Autor:innen:
E. Klinghammer (Marburg, DE)
E. Daur (Marburg, DE)
R. Dettmeyer (Gießen, DE)
T. Wolter (Gießen, DE)
H. Bartos (Marburg, DE)
H. Hummler (Marburg, DE)
A. Leonhardt (Marburg, DE)
S. Weber (Marburg, DE)
N. Mand (Marburg, DE)
Hintergrund: Fremdkörperaspirationen sind lebensbedrohende Ereignisse, die ein schnelles Handeln der beobachtenden Personen erfordern. Das Heimlich-Manöver, erstmalig 1975 beschrieben [1] ist auch im Kindesalter ein gut etabliertes Notfallmanöver und wird bei über 1jährigen mit Fremdkörperaspiration empfohlen [2]. Komplikationen wie abdominelle und thorakale Verletzungen sind selten und wurden v.a. bei geriatrischen Patienten beobachtet. Einzelne Fallberichte bei pädiatrischen Patienten berichten von Rippenfrakturen, Pneumomediastinum oder Pankreaspseudozysten [3].
Fallbericht: Im häuslichen Umfeld kam es zur Fremdkörperaspiration bei einem knapp 2 Jahre alten Kind bei Keksgenuss. Nach Rückenschlägen durch Ersthelfer erfolgte die Anwendung des Heimlich-Manövers sowie die Alarmierung des Rettungsdienstes. Bei Eintreffen Lippenzyanose, Hypopnoe, SpO2 88%, HF 77/min sowie Vigilanzminderung des Kindes. Initiierung einer kurzen assistierten Maskenbeutelbeatmung (MBB) und Nachalarmierung des Kindernotarztes. Bei dessen Eintreffen ansprechbare Patientin, freier Rachenraum, flache Tachypnoe von 60/min, HF 178/min, RR 78/50mmHg, RKZ >2Sek., Temp. 36,6°C. Unter O2-Gabe SpO2 99%. In der Blutgasanalyse pH 7,29, pCO2 37,5mmHg, Laktat 8,5mmol/l, Hb: 9,9g/dl. Gabe von 10ml/kgKG Kristalloiden als Bolus, Transport auf die nächstgelegene PICU. Unter Transport zunehmend tachykard (HF max. 191/min) und hypotherm (Temp. min. 34,6°C), beginnende Bradypnoe, daher MBB; bei Eintreffen auf der PICU Bradykardie und Pulslosigkeit. Sofortiger Beginn einer adäquaten kardiopulmonalen Reanimation (CPR), Intubation und erneute Kristalloidgabe mit Rückkehr eines Spontankreislaufes (ROSC) nach 15min. Im weiteren Verlauf erneute kurze Episode einer pulslosen elektrischen Aktivität mit ROSC nach wenigen Minuten CPR. Parallel bei Anämie und Verbrauchskoagulopathie Gabe von EKs, FFPs, Tranexamsäure. Zunehmende abdominelle Umfangsvermehrung mit sonographisch nachweisbarer freier Flüssigkeit. In der CT-Traumaspirale bestätigte sich eine intraabdominelle Massenblutung. Bei Umlagerung Asystolie. Nach 35min frustraner CPR wurde die Therapie abgebrochen. Autoptisch fand sich in der freien Bauchhöhle 480ml teils flüssiges, teils geronnenes Blut. An der Rückseite des rechten Leberlappens ein 7x6,5x3,5cm messender gut demarkierter Tumor mit deutlich vaskularisierter Tumorkapsel und mit 5,5cm langem, klaffenden Einriss (Histologie noch ausstehend).
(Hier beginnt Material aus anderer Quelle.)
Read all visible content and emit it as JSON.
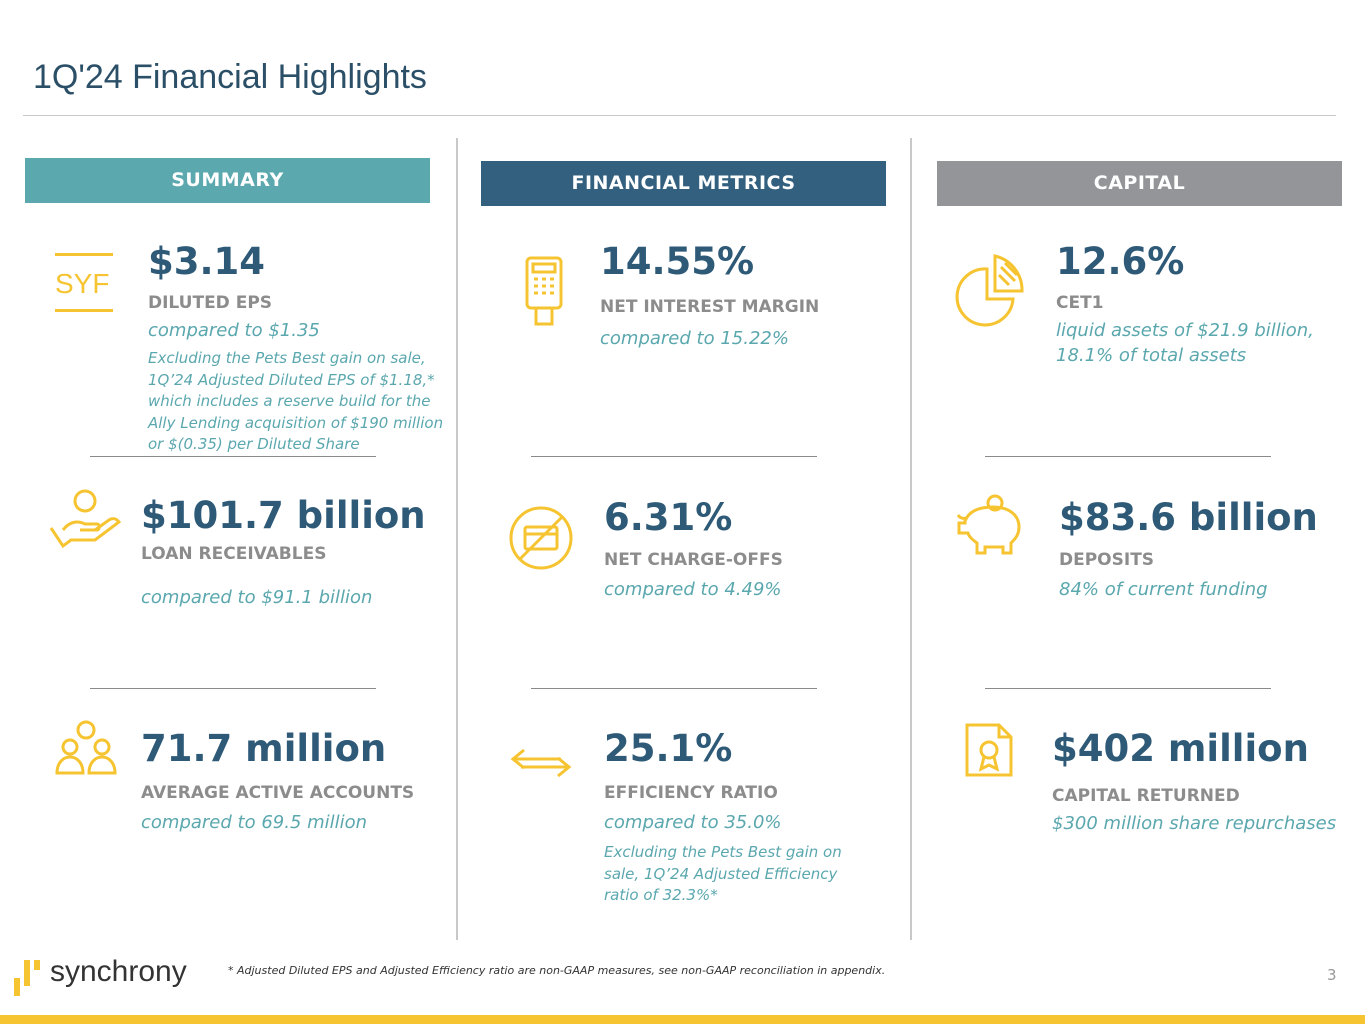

Diskussion: Unsere Patientin verstarb im hämorrhagisch-hypovolämen Schock bei intraabdomineller Hämorrhagie als seltene Komplikation des Heimlich-Manövers. Das Heimlich-Manöver ist ein sicheres und etabliertes Notfallverfahren. Nach Anwendung ist eine pädiatrisch-intensivmedizinische Evaluation und Überwachung zwingend erforderlich. Klinische Zeichen des hämorrhagischen Schocks im Kindesalter wie Tachykardie, Bewusstseinsstörung und Hypothermie müssen durch sofortige Volumentherapie behandelt werden, eine frühzeitige Bildgebung ist erforderlich.